Army soldiers are under strict orders not to inflict harm to Iraqis unless they pose an immediate danger to themselves or other soldiers or are blatantly committing another crime, such as rape. They are not so harm anyone who is removed from fighting due to injury or surrender.
But it’s not always black-and-white.
“I know the rules are if they’re shooting at you [you can kill them,] but if a guy has an RPG, you have to use your head,” Cavallo said. “You don’t want him to engage you first. If they’re unarmed, we just keep an eye on them, but you never know what they’re hiding – bombs, RPG’s, AK47’s.”
He spotted some Iraqis throwing rocks at other soldiers.
“Dude, they’re throwing rocks, should we kill them?” he said.
“Better safe than sorry,” Rendon said.
Cavallo shot the man once, twice, three times. The man’s body crumpled onto the sand. Another Iraqi wearing a red and white checked turban sprinted toward the humvee brandishing an RPG. Rendon presses hard on the accelerator and the man disappears beneath the tank. His crushed body is visible through the back windshield.

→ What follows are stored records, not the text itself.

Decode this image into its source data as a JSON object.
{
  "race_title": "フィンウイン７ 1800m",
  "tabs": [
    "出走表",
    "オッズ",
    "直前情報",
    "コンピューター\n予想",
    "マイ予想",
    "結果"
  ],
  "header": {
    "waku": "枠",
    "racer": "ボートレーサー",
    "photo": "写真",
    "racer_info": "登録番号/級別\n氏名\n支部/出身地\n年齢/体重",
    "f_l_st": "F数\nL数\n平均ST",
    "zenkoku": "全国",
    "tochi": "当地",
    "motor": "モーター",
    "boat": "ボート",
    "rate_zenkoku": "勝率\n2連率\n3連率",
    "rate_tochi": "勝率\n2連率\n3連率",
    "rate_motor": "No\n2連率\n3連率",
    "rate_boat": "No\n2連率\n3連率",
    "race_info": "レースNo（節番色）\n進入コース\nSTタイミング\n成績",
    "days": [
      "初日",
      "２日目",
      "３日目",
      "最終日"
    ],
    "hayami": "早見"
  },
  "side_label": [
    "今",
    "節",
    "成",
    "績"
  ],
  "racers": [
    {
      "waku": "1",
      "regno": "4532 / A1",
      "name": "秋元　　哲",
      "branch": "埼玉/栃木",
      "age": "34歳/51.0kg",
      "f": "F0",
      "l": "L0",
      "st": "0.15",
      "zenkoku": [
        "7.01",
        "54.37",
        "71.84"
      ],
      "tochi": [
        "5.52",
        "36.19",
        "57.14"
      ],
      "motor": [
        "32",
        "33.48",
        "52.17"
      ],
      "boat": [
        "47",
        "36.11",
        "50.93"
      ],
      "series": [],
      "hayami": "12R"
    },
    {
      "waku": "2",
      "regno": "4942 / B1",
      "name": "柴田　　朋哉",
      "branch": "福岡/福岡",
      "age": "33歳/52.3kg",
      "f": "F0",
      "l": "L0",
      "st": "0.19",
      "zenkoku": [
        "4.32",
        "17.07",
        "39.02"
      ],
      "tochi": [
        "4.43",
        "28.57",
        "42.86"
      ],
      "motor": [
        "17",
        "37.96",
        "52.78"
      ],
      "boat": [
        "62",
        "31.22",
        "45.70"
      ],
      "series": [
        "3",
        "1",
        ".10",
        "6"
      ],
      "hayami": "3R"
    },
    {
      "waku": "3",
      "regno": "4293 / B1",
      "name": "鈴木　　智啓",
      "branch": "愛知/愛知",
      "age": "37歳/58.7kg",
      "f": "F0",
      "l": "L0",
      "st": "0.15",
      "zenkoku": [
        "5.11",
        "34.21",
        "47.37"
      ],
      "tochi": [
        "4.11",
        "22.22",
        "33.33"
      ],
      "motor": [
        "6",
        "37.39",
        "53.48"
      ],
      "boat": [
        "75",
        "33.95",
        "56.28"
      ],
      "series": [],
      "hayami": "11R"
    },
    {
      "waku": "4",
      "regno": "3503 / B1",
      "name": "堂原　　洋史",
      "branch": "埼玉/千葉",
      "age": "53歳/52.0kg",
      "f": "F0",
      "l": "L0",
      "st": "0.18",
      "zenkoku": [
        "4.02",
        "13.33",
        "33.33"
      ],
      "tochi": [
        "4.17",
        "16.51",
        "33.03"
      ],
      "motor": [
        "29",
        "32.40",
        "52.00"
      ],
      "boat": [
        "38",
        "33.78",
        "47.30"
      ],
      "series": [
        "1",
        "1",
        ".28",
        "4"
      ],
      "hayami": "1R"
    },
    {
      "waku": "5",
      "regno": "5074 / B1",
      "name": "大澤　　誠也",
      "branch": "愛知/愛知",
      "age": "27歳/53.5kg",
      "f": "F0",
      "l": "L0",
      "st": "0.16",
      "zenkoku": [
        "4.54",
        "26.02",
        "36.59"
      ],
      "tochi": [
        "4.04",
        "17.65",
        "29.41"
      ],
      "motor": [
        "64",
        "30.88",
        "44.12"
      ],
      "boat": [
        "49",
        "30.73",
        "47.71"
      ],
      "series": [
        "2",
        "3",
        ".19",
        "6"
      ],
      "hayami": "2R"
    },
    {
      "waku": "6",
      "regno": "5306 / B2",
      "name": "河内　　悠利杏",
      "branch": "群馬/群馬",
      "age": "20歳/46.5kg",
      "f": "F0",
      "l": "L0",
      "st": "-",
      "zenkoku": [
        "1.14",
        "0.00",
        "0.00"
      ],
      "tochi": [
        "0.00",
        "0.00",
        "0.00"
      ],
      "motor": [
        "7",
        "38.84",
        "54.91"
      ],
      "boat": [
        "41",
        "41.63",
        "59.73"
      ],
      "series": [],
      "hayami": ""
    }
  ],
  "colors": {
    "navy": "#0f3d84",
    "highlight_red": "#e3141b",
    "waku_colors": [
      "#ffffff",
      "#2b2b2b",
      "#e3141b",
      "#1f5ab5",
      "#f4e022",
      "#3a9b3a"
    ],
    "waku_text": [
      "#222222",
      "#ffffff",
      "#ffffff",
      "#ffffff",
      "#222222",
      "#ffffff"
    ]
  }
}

“You get used to seeing it,” Rendon said.
Cavallo disagrees.
“You don’t get used to it, you just tolerate it.”
Less than five minutes later, they would both be dead.
They are suddenly surrounded by insurgents. Another humvee rammed their humvee. They realize it’s not one of their own in the driver’s seat.
“OK, we got an insurgent humvee,” Rendon said. Neither have time to react. Chaos ensues, shot after shot is fired from the 50-cal mounted on the back of the now-enemy tank. Bullets ping off Rendon and Cavallo’s humvee, shattering the windows. It’s only seconds before both Rendon and Cavallo are hit, Cavallo multiple times in the chest, Rendon in the face. Seconds later, they are both dead.
They are two of the eight soldiers and two journalists who died Nov. 10, 2009, just south of Baghdad. Most were in humvees with little or no communication, a fact that “absolutely” contributed to casualties, said Battalion Commander Garrett Guidry.
“At the beginning of the [mission,] the company commander and I didn’t have a working radio,” he said. “We got radio about five minutes later, but not enough information was being passed up and down.”